Fig. 4.. Transcription factor activity in the forebrain.

(A) Heatmap summarizing motif enrichments in ATAC-seq K-means clusters. The top 15 most-enriched motifs per cluster are displayed, and color indicates scaled log₂(fold enrichment) versus other clusters. Select motifs are shown. (B) Schematic of chromVAR-RNA-seq expression correlation approach. Motifs are linked to TF genes that share a position weight matrix (PWM) cluster, family annotation, or binding domain by using available databases. For each motif, the correlation of chromVAR motif deviations to the expression values of each eligible TF gene is compared against a background set of correlations. A P value and FDR are computed against the null to determine significance. (C) ChromVAR-expression correlations for a subset of enriched motifs. Color indicates Pearson correlations for a TF motif-TF gene pair. The top six correlations are displayed. Stars indicate FDR-adjusted P < 0.05. Cell icons indicate the lineages with the greatest enrichments for a given motif. (D) ChromVAR motif accessibility (deviation Z scores), RNA expression (log₂ TPM), and immunohistochemistry for candidate lineage-specific TFs identified by means of paired ATAC-seq and RNA-seq. For chromVAR, values are indicated with a smoothed line. RNA-seq values are shown by sample. Immunostainings show NFIA expression with KI67 and CTIP2 in hCSs (days 75 and 130); ID4 with HOPX and CTIP2 in hCS (day 130); SOX21 with GFAP in hCS (days 200 and 552); and ONECUT2 with MAP2 and GAD67 in hSS (day 61). (E) Motif volcano plots (log₂ fold enrichment of motif in ATAC-seq cluster versus other clusters by -log₁₀ P values) for GP and PN2. The color of each circle indicates the number of sequence matches in the foreground set for each motif. Cluster names are derived from the JASPAR database. The size of each colored box indicates the TF number from a given family that are enriched in the cluster. Scale bars, 50 μm (D).

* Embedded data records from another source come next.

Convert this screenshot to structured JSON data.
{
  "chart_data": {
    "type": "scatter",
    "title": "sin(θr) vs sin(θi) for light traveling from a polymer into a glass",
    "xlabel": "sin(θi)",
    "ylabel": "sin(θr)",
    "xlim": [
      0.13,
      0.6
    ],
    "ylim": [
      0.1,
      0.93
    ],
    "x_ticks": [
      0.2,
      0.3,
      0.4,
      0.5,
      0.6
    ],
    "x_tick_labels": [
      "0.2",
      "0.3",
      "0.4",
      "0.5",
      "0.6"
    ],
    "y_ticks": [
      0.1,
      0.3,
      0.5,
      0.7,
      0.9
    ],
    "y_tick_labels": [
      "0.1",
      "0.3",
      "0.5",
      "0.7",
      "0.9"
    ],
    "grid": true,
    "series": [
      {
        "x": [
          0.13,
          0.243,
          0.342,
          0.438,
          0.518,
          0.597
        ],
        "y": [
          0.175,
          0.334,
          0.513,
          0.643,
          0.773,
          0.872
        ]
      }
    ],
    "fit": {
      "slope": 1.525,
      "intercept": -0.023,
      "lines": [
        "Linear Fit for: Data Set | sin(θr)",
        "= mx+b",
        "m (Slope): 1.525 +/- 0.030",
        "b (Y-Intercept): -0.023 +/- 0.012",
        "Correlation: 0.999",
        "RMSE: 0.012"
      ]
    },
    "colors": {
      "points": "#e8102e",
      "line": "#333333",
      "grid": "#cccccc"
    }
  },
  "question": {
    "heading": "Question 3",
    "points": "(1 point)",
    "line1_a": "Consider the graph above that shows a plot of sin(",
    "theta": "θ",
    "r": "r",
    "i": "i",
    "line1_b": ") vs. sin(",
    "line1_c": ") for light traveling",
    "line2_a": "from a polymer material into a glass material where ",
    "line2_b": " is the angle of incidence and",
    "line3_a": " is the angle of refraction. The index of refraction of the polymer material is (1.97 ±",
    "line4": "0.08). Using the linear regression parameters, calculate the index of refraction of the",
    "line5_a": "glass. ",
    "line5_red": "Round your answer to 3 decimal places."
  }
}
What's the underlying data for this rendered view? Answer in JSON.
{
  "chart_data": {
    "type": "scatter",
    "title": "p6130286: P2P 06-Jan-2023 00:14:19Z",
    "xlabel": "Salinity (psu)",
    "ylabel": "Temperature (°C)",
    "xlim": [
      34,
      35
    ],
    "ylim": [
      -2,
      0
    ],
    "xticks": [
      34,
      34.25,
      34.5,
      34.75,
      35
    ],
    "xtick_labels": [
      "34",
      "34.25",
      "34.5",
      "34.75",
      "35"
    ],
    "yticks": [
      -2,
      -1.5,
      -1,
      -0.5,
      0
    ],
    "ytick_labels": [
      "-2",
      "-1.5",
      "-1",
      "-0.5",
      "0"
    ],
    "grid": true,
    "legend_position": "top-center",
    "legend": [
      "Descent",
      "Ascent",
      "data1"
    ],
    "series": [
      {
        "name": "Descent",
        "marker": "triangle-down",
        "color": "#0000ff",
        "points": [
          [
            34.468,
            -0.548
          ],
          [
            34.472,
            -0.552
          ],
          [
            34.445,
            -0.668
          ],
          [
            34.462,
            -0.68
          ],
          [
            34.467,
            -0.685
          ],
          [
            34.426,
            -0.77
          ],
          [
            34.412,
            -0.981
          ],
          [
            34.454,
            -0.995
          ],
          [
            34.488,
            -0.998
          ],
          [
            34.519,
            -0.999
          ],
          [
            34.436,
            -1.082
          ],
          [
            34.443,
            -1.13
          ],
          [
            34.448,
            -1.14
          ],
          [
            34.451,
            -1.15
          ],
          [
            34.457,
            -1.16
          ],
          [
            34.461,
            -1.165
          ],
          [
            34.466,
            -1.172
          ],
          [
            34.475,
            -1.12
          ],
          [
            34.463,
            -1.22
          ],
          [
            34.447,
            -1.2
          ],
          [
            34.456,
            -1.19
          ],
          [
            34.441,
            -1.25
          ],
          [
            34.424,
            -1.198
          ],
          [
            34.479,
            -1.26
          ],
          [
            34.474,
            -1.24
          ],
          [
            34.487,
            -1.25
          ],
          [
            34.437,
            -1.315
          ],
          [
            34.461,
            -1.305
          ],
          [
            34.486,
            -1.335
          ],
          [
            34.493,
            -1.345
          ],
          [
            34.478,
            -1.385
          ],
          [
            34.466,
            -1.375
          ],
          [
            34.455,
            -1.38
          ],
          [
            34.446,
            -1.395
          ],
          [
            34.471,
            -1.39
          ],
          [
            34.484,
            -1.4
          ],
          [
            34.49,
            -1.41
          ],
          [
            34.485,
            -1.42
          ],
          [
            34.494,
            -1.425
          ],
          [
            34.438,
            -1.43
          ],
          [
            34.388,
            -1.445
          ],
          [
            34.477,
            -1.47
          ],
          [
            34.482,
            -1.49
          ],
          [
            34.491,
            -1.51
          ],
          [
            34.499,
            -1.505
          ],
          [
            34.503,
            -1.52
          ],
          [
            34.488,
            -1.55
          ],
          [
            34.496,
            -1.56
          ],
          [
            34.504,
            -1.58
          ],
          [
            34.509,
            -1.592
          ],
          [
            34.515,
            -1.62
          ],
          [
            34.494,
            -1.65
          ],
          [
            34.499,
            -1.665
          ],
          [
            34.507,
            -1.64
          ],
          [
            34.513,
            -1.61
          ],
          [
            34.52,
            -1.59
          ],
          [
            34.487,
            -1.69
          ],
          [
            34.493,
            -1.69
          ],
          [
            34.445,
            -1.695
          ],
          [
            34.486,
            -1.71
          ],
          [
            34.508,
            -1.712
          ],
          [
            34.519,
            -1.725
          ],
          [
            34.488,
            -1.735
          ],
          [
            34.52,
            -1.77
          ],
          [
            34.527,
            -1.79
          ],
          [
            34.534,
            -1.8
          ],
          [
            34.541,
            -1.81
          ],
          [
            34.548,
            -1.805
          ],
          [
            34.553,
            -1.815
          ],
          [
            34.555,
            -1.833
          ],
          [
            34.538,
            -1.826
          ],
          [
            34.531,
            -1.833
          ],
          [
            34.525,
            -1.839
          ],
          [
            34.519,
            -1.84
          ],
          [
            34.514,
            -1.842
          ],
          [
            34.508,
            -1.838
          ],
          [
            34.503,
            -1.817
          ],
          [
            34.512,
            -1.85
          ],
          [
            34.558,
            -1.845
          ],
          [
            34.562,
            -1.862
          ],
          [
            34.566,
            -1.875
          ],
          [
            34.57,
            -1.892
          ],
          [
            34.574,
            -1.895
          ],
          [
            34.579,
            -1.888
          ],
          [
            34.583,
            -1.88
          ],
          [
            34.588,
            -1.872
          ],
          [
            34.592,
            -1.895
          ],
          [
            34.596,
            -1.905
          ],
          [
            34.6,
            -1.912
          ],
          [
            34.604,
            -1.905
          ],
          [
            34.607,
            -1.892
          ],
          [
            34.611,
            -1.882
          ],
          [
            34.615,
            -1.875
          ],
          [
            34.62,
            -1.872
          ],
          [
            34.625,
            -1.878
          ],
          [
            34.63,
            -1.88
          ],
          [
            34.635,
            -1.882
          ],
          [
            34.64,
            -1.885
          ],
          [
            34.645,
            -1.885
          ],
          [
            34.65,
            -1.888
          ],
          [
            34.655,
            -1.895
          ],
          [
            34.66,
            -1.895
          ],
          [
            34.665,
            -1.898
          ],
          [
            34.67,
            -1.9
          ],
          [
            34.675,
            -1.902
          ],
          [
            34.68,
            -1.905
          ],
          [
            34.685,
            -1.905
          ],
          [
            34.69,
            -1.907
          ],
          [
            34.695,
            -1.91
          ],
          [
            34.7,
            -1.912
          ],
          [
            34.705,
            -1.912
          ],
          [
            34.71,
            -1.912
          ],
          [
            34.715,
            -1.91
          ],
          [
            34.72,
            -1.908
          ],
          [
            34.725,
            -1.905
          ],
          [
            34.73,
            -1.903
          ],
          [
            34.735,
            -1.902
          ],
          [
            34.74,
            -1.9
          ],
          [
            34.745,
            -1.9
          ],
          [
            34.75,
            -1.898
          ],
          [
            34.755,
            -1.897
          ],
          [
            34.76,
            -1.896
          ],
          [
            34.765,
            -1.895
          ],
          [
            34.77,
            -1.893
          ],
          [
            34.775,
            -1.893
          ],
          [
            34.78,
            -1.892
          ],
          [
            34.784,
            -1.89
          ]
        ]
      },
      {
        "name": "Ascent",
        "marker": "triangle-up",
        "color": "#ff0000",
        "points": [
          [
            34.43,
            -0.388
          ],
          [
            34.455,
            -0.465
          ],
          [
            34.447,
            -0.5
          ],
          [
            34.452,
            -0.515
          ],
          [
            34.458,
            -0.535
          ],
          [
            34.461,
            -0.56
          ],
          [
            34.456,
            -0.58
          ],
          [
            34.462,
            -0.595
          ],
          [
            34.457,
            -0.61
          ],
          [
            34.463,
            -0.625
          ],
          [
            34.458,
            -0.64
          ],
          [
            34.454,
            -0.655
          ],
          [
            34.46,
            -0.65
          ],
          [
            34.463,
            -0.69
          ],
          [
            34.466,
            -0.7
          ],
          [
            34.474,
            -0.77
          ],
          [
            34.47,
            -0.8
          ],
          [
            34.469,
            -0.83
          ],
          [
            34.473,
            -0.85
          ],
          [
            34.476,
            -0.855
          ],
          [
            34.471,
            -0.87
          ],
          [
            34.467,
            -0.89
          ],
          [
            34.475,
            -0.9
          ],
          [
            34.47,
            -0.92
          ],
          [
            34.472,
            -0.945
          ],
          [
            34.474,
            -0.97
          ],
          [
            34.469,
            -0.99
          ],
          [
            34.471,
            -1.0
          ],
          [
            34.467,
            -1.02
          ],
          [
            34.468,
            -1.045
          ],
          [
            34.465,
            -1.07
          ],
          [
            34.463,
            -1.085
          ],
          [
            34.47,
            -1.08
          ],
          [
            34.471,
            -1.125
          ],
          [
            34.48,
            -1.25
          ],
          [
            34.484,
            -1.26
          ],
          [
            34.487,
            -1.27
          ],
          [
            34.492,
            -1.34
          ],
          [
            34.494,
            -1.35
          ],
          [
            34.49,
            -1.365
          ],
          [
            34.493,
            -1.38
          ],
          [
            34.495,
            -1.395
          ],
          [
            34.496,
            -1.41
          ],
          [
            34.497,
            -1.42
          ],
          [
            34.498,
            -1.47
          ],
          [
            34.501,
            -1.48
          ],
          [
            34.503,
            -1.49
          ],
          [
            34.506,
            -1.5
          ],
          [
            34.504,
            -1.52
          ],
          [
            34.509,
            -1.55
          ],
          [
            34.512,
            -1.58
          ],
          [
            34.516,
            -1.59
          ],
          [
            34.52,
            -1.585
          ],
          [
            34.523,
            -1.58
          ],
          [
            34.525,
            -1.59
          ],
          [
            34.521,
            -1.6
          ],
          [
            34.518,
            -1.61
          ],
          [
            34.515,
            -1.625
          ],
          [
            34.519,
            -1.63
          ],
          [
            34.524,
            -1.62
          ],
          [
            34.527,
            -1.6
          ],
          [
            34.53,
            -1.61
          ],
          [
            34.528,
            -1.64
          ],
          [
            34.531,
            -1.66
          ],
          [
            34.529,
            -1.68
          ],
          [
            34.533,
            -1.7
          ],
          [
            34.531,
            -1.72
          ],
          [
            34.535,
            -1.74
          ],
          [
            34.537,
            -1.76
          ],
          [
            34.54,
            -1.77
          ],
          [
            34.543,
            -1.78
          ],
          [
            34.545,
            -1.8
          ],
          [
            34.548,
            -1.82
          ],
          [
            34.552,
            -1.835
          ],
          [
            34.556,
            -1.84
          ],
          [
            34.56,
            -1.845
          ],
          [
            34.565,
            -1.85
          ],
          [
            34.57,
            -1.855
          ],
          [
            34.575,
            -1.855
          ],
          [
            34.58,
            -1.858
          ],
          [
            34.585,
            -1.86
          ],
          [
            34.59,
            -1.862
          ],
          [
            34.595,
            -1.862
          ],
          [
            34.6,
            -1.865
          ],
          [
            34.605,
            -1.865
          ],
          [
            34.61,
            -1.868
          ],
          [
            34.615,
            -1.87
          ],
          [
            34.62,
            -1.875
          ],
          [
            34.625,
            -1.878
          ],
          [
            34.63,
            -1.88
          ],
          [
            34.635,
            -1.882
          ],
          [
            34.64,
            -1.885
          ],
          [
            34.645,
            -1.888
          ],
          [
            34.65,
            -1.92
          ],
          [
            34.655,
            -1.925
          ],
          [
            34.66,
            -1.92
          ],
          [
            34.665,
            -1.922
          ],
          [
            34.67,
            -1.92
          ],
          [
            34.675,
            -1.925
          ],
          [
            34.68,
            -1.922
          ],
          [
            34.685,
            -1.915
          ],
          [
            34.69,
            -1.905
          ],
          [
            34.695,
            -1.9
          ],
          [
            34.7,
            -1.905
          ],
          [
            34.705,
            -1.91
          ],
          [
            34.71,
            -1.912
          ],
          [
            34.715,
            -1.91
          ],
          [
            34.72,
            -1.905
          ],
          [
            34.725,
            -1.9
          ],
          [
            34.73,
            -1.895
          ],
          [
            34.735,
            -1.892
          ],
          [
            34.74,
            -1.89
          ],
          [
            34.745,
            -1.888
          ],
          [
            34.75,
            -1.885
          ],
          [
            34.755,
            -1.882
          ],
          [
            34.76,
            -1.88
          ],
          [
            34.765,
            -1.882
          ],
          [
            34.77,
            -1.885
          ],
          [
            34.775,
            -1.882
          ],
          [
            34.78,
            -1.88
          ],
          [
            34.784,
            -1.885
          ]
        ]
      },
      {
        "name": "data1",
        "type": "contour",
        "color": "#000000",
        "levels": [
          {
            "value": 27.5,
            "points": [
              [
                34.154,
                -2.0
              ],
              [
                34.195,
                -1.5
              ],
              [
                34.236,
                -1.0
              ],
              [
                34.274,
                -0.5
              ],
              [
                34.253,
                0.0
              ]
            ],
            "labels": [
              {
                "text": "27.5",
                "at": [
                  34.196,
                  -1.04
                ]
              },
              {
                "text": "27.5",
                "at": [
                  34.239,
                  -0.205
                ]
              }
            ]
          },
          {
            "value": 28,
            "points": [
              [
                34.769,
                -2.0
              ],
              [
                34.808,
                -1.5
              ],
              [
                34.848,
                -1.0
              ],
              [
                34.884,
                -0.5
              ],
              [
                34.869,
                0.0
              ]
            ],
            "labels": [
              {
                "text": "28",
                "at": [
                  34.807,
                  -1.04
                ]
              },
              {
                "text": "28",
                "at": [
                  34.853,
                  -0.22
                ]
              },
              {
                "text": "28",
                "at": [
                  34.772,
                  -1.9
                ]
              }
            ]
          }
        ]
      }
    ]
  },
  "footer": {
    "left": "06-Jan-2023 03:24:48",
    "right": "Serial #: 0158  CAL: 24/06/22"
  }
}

Fig. 5.. A wave of chromatin accessibility and coordinated gene regulation during cortical neurogenesis.

(A) Comparison of highly active open chromatin regions in neuronal lineages. The number of peaks in the top decile of ATAC-seq signal is shown. (B) Heatmap of hCS neuron peaks (DESeq2, FDR-adjusted P < 0.01) over 79 to 230 days. Peaks are sorted by the day-weighted mean of accessibility across these time points. Signal is displayed as row-scaled normalized accessibility. (C) Gene expression patterns of genes significantly linked to peaks in (B), displayed as row-scaled log₂ (TPM). Select genes are shown. (D) ChromVAR deviations in hCSs. Row-scaled deviation Z-scores for each motif are plotted and sorted by the day-weighted mean of the deviations. (E) ChromVAR deviations and RNA-seq expression values for TBR1, MEF2C, and POU3F2 (BRN2). (F) Immunohistochemistry of hCS in cryosections at day 130 showing expression of the layer-specific markers TBR1 and BRN2 (or POU3F2) with MAP2. (G) Immunohistochemistry hCS at day 130 showing expression of MEF2C, BRN2, and CTIP2. (H) For each TF motif, the number of genes from the SFARI database with a linked enhancer having that motif is shown. Euler diagram indicates genes with binding motifs for more than one of the indicated TFs in linked enhancers. GO enrichments for groups of these SFARI genes are shown. “Shared regulation” indicates genes with two or more motifs. Scale bars, 50 μm (F) and (G).